The problem with humans living in a society, like baboons, is that they cannot switch off due to their non-stop interaction with and interference from others. The taxi driver who stopped right in the middle of a busy NYC street during a recent family weekend instead of pulling off summed up human dynamics when he said: ‘Everybody is crazy, so you just have to act like them.’ Craziness-induced stress continuously sucks resources away from regular activity, including growth, reproduction, and tissue repair. In the case of humans, stress does not save. Instead, it is debilitating.

 

Interestingly, in the case of baboons, Mr. Sapolsky established, based on physiological tests, that stress is correlated with hierarchy.

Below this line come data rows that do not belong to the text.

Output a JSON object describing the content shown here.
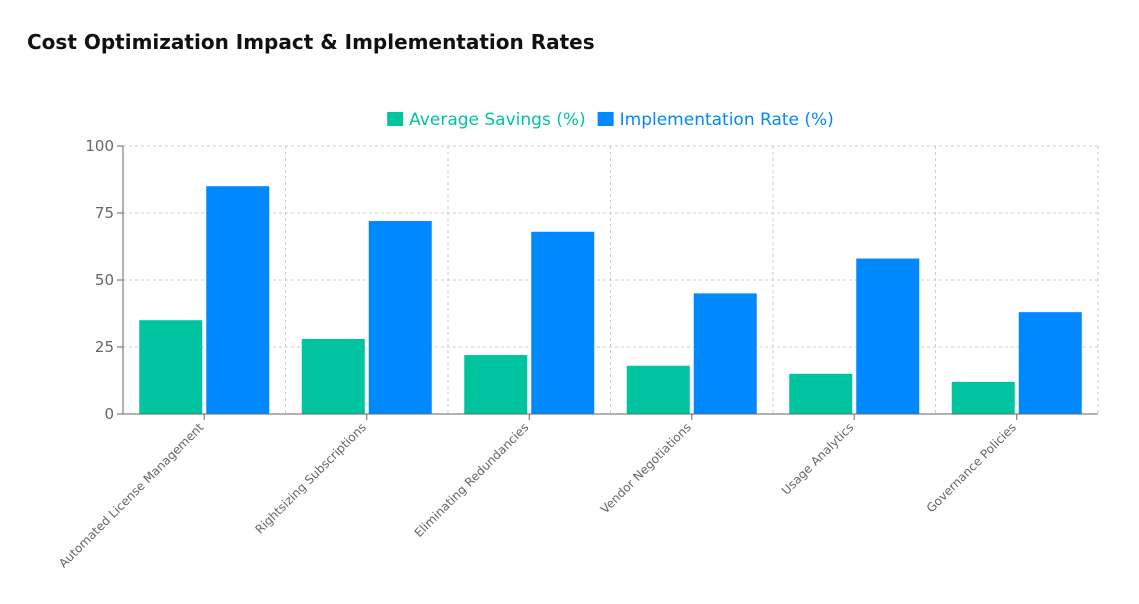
{
  "chart_data": {
    "type": "bar",
    "title": "Cost Optimization Impact & Implementation Rates",
    "categories": [
      "Automated License Management",
      "Rightsizing Subscriptions",
      "Eliminating Redundancies",
      "Vendor Negotiations",
      "Usage Analytics",
      "Governance Policies"
    ],
    "series": [
      {
        "name": "Average Savings (%)",
        "values": [
          35,
          28,
          22,
          18,
          15,
          12
        ],
        "color": "#00c49f"
      },
      {
        "name": "Implementation Rate (%)",
        "values": [
          85,
          72,
          68,
          45,
          58,
          38
        ],
        "color": "#0088fe"
      }
    ],
    "ylim": [
      0,
      100
    ],
    "yticks": [
      0,
      25,
      50,
      75,
      100
    ],
    "grid": true,
    "legend_position": "top"
  }
}
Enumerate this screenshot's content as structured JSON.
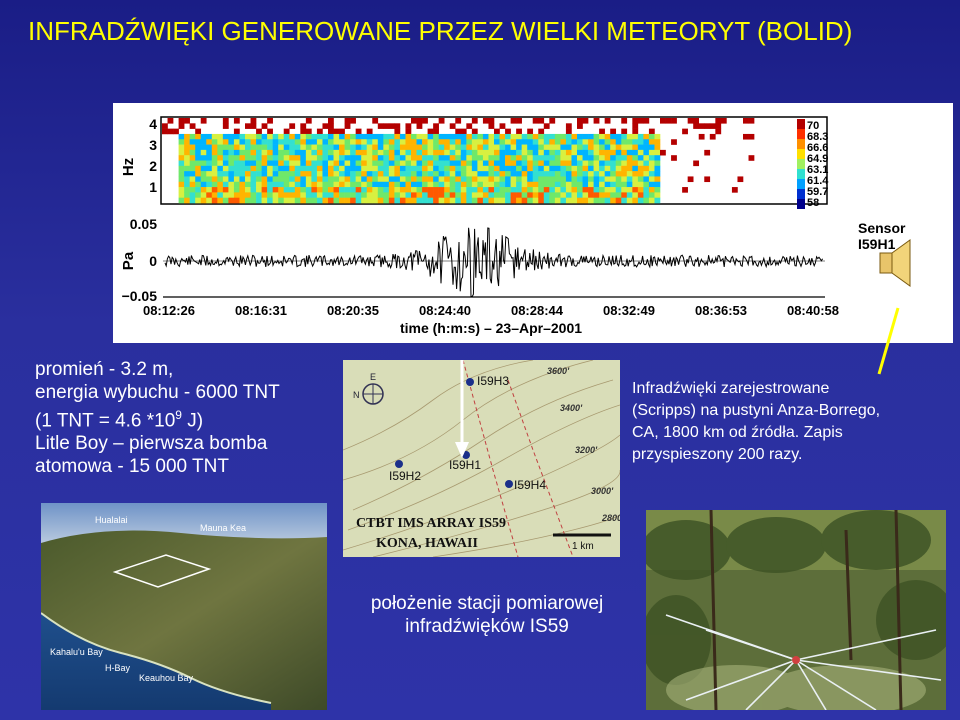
{
  "title": "INFRADŹWIĘKI GENEROWANE PRZEZ WIELKI METEORYT (BOLID)",
  "spectrogram": {
    "y_axis_label": "Hz",
    "y_ticks": [
      "4",
      "3",
      "2",
      "1"
    ],
    "colorbar_values": [
      "70",
      "68.3",
      "66.6",
      "64.9",
      "63.1",
      "61.4",
      "59.7",
      "58"
    ]
  },
  "waveform": {
    "y_axis_label": "Pa",
    "y_ticks": [
      "0.05",
      "0",
      "−0.05"
    ],
    "x_ticks": [
      "08:12:26",
      "08:16:31",
      "08:20:35",
      "08:24:40",
      "08:28:44",
      "08:32:49",
      "08:36:53",
      "08:40:58"
    ],
    "x_axis_label": "time (h:m:s) – 23–Apr–2001",
    "sensor_label": "Sensor",
    "sensor_name": "I59H1"
  },
  "left_text": {
    "line1": "promień - 3.2 m,",
    "line2": "energia wybuchu - 6000 TNT",
    "line3_pre": "(1 TNT = 4.6 *10",
    "line3_sup": "9",
    "line3_post": " J)",
    "line4": "Litle Boy – pierwsza bomba",
    "line5": "atomowa  - 15 000 TNT"
  },
  "right_text": {
    "line1": "Infradźwięki zarejestrowane",
    "line2": "(Scripps) na pustyni Anza-Borrego,",
    "line3": "CA, 1800 km od źródła. Zapis",
    "line4": "przyspieszony 200 razy."
  },
  "map": {
    "stations": [
      "I59H3",
      "I59H1",
      "I59H2",
      "I59H4"
    ],
    "contours": [
      "3600'",
      "3400'",
      "3200'",
      "3000'",
      "2800'"
    ],
    "north": "N",
    "east": "E",
    "caption_line1": "CTBT IMS ARRAY IS59",
    "caption_line2": "KONA, HAWAII",
    "scale_label": "1 km"
  },
  "island_photo": {
    "labels": [
      "Hualalai",
      "Mauna Kea",
      "Kahalu'u Bay",
      "H-Bay",
      "Keauhou Bay"
    ]
  },
  "station_caption": {
    "line1": "położenie stacji pomiarowej",
    "line2": "infradźwięków IS59"
  },
  "icons": {
    "speaker": "speaker-icon",
    "compass": "compass-icon"
  },
  "colors": {
    "title": "#ffff00",
    "background": "#232896",
    "text": "#ffffff"
  }
}
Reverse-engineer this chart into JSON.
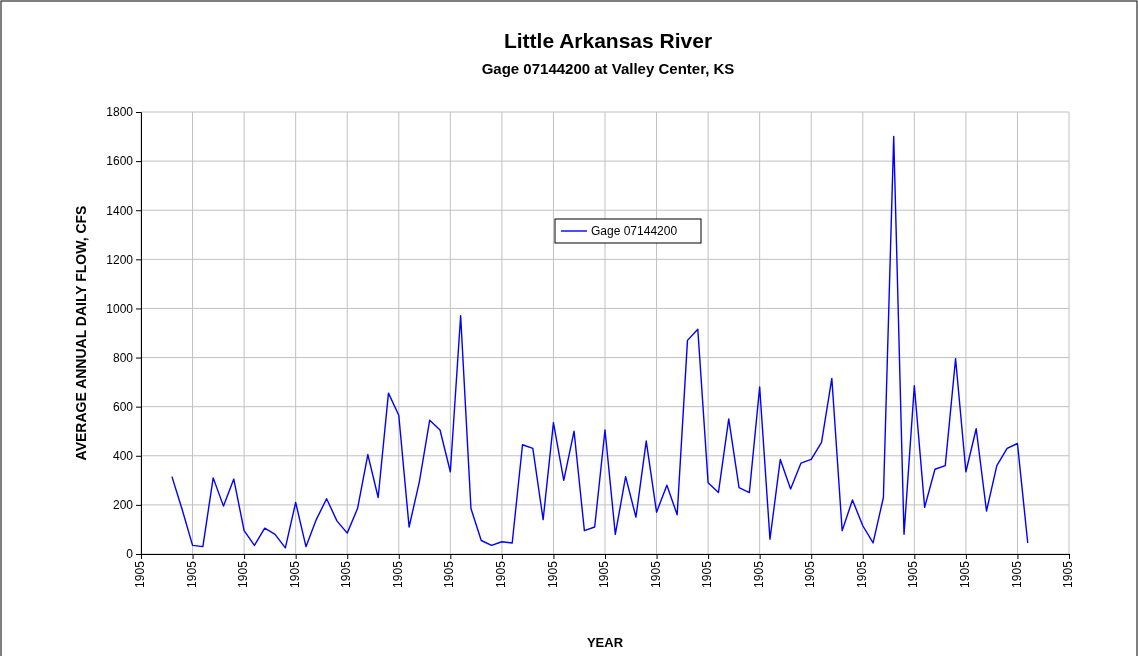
{
  "chart_data": {
    "type": "line",
    "title": "Little Arkansas River",
    "subtitle": "Gage 07144200 at Valley Center, KS",
    "xlabel": "YEAR",
    "ylabel": "AVERAGE ANNUAL DAILY FLOW, CFS",
    "categories": [
      "1905",
      null,
      null,
      null,
      null,
      "1905",
      null,
      null,
      null,
      null,
      "1905",
      null,
      null,
      null,
      null,
      "1905",
      null,
      null,
      null,
      null,
      "1905",
      null,
      null,
      null,
      null,
      "1905",
      null,
      null,
      null,
      null,
      "1905",
      null,
      null,
      null,
      null,
      "1905",
      null,
      null,
      null,
      null,
      "1905",
      null,
      null,
      null,
      null,
      "1905",
      null,
      null,
      null,
      null,
      "1905",
      null,
      null,
      null,
      null,
      "1905",
      null,
      null,
      null,
      null,
      "1905",
      null,
      null,
      null,
      null,
      "1905",
      null,
      null,
      null,
      null,
      "1905",
      null,
      null,
      null,
      null,
      "1905",
      null,
      null,
      null,
      null,
      "1905",
      null,
      null,
      null,
      null,
      "1905",
      null,
      null,
      null,
      null,
      "1905"
    ],
    "series": [
      {
        "name": "Gage 07144200",
        "color": "#0000ff",
        "values": [
          null,
          null,
          null,
          315,
          180,
          35,
          30,
          310,
          195,
          305,
          95,
          35,
          105,
          80,
          25,
          210,
          30,
          140,
          225,
          135,
          85,
          185,
          405,
          230,
          655,
          565,
          110,
          295,
          545,
          505,
          335,
          970,
          185,
          55,
          35,
          50,
          45,
          445,
          430,
          140,
          535,
          300,
          500,
          95,
          110,
          505,
          80,
          315,
          150,
          460,
          170,
          280,
          160,
          870,
          915,
          290,
          250,
          550,
          270,
          250,
          680,
          60,
          385,
          265,
          370,
          385,
          455,
          715,
          95,
          220,
          115,
          45,
          230,
          1700,
          80,
          685,
          190,
          345,
          360,
          795,
          335,
          510,
          175,
          360,
          430,
          450,
          45,
          null,
          null,
          null,
          null
        ]
      }
    ],
    "ylim": [
      0,
      1800
    ],
    "yticks": [
      0,
      200,
      400,
      600,
      800,
      1000,
      1200,
      1400,
      1600,
      1800
    ],
    "grid": true,
    "legend": "top",
    "marker": "none",
    "line_style": "solid"
  }
}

Because they are badly treated by higher-hierarchy baboons, low-hierarchy baboons display more stress to the detriment of their health.

 

As in Animal Farm(1945), all animals are equal, except that some are more equal than others. Pigs successfully positioned themselves as superior and demonstrated that absolute power corrupts absolutely. The mixture of intelligence and socialness seems to be a potent recipe for cruelty in the animal kingdom, from baboons to humans via dolphins.

 

Mr. Sapolsky links his findings about baboons to a series of ‘Whitehall’ studies, which started in 1968, related to civil servants in Great Britain. They showed a steep inverse association between social class, as assessed by hierarchy, and mortality due to a different level of exposure to workplace stress. The study has been an important contributor to the debate on health inequalities.

 

According to Mr. Sapolsky, there are four ways to reduce stress: the discharge of stress energy through exercising or aggressive behavior; the obtainment of social support; the learned ability to anticipate stress; and the achievement of control over one’s life.

 

There is a further alternative: embracing stress. In How to make stress your friend(2013), Kelly McGonigal, a health psychologist, cites research indicating that stress may only be bad for those who believe that to be the case: study participants who learned to view the stress response as helpful to mobilize energy to rise to a challenge were less stressed out.

 

Humans do have at least one advantage over baboons: they can intellectualize their plight and strive to behave in a socially acceptable manner while building resilience. From an organizational perspective, there is value in fostering a baboon-free culture. As Daniel Coyle, a corporate advisor, reminded readers in The Culture Code(2018), just one ‘bad apple’ (or baboon) can bring an entire team’s productivity down.